The US alleges Iran launched the attack, which Yemen’s Houthi rebels earlier claimed as a response to the years-long Saudi-led war there which has killed tens of thousands of people.
Col al-Malki did not directly accuse Iran of firing the weapons or launching them from inside Iranian territory. Saudi Arabia has sought help from international investigators and the United Nations, both lengthening the probe and internationalising its conclusions.
“The attack was launched from the north and was unquestionably sponsored by Iran,” Col al-Malki told journalists.
The news conference took place against a backdrop of broken and burnt drones and pieces of a cruise missile allegedly collected from the attacks.
Col al-Malki described the drones as “delta wing” models, which looked like large triangles. The cruise missile, which he described as a “Ya Ali” type, had a small jet engine attached to it.
Eighteen drones and seven cruise missiles were launched in the assault, he said, with three missiles failing to make their targets.
He said the cruise missiles had a range of 435 miles, meaning they could not have been fired from inside Yemen.
He played surveillance video he said showed a drone coming in from the north. Satellite images released earlier by the US showed damage largely on the north-facing sides of structures at the sites.
He said: “This attack did not originate from Yemen, despite Iran’s best effort to make it appear so.”
Saturday’s attack struck the world’s biggest oil processing facility as well as an oil field. Yemen’s Houthi rebels claimed the assault, but the US alleges Iran was behind it.
Iran has warned the US that any action against it will “immediately” be met with a response from Tehran, its state-run news agency has reported.
Iran’s president and foreign minister also may skip next week’s high-level meetings at the United Nations as the US has yet to issue them visas, IRNA reported.
The UN meeting had been considered as an opportunity for direct talks between Iranian President Hassan Rouhani and President Donald Trump amid a summer of heightened tensions and attacks after America’s unilateral withdraw from Iran’s nuclear deal with world powers a year ago.
However, the attack in Saudi Arabia and hardening comments from Tehran suggest such talks are increasingly unlikely.
Iran sent a note through Swiss diplomats on Monday reiterating that Tehran denies being involved in the Saudi attack, IRNA reported.
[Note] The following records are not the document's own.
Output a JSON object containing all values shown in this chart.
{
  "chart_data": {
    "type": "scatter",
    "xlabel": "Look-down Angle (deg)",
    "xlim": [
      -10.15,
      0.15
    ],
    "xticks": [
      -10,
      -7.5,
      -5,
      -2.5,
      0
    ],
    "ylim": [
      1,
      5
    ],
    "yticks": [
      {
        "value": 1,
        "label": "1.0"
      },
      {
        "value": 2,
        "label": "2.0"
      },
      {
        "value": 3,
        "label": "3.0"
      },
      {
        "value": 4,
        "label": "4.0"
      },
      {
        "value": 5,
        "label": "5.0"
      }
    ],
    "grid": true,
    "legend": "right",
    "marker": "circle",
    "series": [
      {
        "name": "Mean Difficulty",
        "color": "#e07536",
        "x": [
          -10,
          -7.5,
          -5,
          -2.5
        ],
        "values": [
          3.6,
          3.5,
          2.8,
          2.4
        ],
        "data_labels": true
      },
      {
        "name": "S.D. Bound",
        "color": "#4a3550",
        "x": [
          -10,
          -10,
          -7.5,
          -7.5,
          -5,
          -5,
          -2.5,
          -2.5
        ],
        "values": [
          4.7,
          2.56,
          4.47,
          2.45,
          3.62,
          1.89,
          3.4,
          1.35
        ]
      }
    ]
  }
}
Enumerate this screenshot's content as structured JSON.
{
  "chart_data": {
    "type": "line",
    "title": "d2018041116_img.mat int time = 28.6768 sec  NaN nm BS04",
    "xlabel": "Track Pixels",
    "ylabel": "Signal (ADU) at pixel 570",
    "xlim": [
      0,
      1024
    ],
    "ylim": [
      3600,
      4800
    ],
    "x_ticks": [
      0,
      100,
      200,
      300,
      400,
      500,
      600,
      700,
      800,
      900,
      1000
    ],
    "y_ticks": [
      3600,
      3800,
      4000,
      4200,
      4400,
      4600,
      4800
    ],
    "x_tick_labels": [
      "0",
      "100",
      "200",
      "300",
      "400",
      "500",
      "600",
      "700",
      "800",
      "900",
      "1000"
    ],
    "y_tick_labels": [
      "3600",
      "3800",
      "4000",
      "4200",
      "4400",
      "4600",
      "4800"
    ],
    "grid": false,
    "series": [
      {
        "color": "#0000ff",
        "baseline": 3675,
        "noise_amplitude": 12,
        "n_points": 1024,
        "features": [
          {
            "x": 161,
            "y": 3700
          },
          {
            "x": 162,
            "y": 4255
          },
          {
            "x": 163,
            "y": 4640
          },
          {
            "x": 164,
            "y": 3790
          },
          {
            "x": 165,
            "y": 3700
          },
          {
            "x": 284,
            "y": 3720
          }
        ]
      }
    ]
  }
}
“If any action takes place against Iran, the action will be faced by Iran’s answer immediately,” IRNA quoted the note as saying.
IRNA separately reported that Iran’s first delegation for the annual UN event had not left Tehran due to not having visas. Foreign minister Mohammad Javad Zarif was due to travel to New York on Friday, with Mr Rouhani following on Monday, according to the agency.
As the host of the UN’s headquarters, the US is mandated to offer world leaders and diplomats visas to attend meetings there, but as tensions have risen, the US has put increasing restrictions on Iranians like Mr Zarif.
US secretary of state Mike Pompeo is travelling to Saudi Arabia for meetings after Saturday’s attack on a Saudi oil field and the world’s largest crude oil processing plant.
Saudi Arabia also said on Wednesday that it had joined a US-led coalition to secure the Middle East’s waterways amid threats from Iran, while Mr Rouhani told Saudi Arabia it should see the attack as a warning to end its years-long war in Yemen.
The state-run Saudi Press Agency quoted an unnamed official saying the kingdom had joined the International Maritime Security Construct.
Australia, Bahrain and the UK had already joined the mission.
The coalition aims to secure the broader Persian Gulf region. It includes surveillance of the Strait of Hormuz, the narrow mouth of the Persian Gulf through which a fifth of the world’s oil travels, and the Bab el-Mandeb, another narrow strait that connects the Red Sea and the Gulf of Aden off Yemen and east Africa.
Smaller patrol boats and other craft will be available for rapid response. The plan also allows for nations to escort their own ships through the region.
The US blames Iran for apparent limpet mine explosions on four vessels in May and another two in June sailing in the Gulf of Oman near the Strait of Hormuz, something Tehran denies. Iran also seized a British-flagged oil tanker and another based in the United Arab Emirates.